社会的には望ましくない気質であるナルシシズム、マキャベリアニズム、サイコパシーの3つの人格特性の集合体はダークトライアドと呼ばれている。
ナルシシズムとは、自己誇大性、権利意識、優位性の認識、他者への優越感、独自性の感覚などを特徴としており、自己の利益を重視する傾向がある。
マキャベリアニズムとは、過度に操作的で抜け目なく打算的に行動したり思考したりし、行動計画を慎重に画策する“腹黒い”傾向がある。
サイコパシーとは、衝動的でスリルを求める行動に出る傾向が高く、他者に対する共感性のレベルが低い。
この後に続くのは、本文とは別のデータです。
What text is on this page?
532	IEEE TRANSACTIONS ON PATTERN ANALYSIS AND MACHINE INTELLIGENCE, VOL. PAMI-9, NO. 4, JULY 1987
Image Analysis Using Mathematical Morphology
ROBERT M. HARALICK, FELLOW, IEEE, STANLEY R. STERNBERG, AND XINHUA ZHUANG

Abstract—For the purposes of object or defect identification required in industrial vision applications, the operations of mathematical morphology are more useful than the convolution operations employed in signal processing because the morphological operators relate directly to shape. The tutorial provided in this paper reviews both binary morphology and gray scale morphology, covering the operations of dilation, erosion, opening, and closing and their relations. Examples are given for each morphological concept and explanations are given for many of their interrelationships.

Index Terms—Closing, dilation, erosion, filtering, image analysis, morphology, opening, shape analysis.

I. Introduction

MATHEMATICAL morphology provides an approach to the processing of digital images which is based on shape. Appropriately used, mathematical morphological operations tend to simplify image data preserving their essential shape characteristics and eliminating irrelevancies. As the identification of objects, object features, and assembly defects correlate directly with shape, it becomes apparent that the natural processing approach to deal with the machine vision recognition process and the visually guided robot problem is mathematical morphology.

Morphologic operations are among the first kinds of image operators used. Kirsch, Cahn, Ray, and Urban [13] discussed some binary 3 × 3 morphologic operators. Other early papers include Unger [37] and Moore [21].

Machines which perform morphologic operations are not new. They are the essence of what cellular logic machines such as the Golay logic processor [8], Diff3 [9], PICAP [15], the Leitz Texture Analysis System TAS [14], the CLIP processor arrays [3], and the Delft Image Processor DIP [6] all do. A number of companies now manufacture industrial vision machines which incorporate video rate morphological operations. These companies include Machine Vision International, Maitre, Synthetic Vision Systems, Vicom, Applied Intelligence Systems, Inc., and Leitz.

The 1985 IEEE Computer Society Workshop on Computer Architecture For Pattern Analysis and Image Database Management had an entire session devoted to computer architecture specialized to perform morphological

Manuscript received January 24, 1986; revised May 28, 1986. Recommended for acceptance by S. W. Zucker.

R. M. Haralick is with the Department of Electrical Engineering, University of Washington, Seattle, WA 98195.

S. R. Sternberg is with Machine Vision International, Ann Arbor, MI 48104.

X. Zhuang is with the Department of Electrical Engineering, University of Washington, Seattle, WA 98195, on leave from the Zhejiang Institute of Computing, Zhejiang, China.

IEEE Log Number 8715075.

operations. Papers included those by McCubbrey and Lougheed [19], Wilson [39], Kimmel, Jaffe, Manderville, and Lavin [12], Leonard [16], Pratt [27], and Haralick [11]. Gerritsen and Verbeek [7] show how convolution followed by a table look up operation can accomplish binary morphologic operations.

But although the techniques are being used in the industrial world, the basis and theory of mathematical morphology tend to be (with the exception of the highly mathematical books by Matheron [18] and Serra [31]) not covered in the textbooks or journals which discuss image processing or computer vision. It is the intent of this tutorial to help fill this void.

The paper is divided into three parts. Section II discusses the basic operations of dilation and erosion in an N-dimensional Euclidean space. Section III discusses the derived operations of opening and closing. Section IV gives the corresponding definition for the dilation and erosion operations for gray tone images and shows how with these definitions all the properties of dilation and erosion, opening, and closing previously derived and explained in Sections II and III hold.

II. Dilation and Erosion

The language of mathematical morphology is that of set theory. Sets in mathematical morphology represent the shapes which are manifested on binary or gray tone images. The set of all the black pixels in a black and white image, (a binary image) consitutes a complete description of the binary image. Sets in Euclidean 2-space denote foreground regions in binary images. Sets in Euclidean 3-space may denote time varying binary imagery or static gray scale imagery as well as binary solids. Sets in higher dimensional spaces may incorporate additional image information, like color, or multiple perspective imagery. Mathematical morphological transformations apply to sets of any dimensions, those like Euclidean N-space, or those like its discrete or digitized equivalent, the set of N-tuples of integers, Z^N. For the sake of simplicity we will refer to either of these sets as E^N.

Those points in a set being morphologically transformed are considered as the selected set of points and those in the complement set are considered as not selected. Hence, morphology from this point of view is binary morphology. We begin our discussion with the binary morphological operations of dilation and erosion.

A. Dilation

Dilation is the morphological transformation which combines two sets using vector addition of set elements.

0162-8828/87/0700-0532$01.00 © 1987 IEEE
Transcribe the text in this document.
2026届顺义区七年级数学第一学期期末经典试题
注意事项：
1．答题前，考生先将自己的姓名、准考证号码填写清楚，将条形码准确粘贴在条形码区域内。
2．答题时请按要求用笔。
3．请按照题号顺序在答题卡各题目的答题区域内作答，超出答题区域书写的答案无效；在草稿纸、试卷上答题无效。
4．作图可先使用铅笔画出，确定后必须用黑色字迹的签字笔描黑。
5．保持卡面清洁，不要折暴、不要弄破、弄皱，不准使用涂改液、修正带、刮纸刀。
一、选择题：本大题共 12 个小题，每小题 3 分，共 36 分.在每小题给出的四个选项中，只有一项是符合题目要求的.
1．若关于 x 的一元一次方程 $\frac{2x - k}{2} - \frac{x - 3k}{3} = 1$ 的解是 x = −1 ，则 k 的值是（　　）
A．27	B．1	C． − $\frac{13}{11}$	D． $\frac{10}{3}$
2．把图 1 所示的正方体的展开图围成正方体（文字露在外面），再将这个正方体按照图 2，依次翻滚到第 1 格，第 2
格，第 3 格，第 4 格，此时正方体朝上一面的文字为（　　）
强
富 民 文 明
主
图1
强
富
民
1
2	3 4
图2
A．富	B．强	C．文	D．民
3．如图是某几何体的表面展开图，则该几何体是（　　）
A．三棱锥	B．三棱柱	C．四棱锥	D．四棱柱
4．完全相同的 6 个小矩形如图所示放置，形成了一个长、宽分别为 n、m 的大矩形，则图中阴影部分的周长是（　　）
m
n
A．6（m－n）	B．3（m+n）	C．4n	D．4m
こうした3つの性格特性が混然一体となったダークトライアドのレベルが一般の人々に比べて、アスリートは高い傾向にあることがこれまでの研究からも報告されているのだ。
「社会的な場で悪意があると見なされる特定の性格特性は、パフォーマンススポーツに非常に関連しています」と主執筆者のジョセフ・スタンフォード氏は同大学のニュースリリースに話している。
「高いパフォーマンスを発揮できる環境は、優越感を持ち、勝利を追求することに容赦がなく、自分の成功のために他人に影響を与えることができるという強い信念を持つ人々を引き付けることが多いです」(スタンフォード氏)
研究チームは特に、ナルシシズム、マキャベリズム、サイコパシーからなるダークトライアドに注目し、これらの特性は一般の人々には否定的に受け止められているが、エリートスポーツのような高いパフォーマンスの環境では利点となる可能性があると解説している。
勝負強いトップアスリートに“腹黒い”側面があるかもしれないと知ればスポーツ観戦が微妙に感じられてくるかもしれないが、むしろゲームの駆け引きをもう一段深く理解して楽しむこともできそうだ。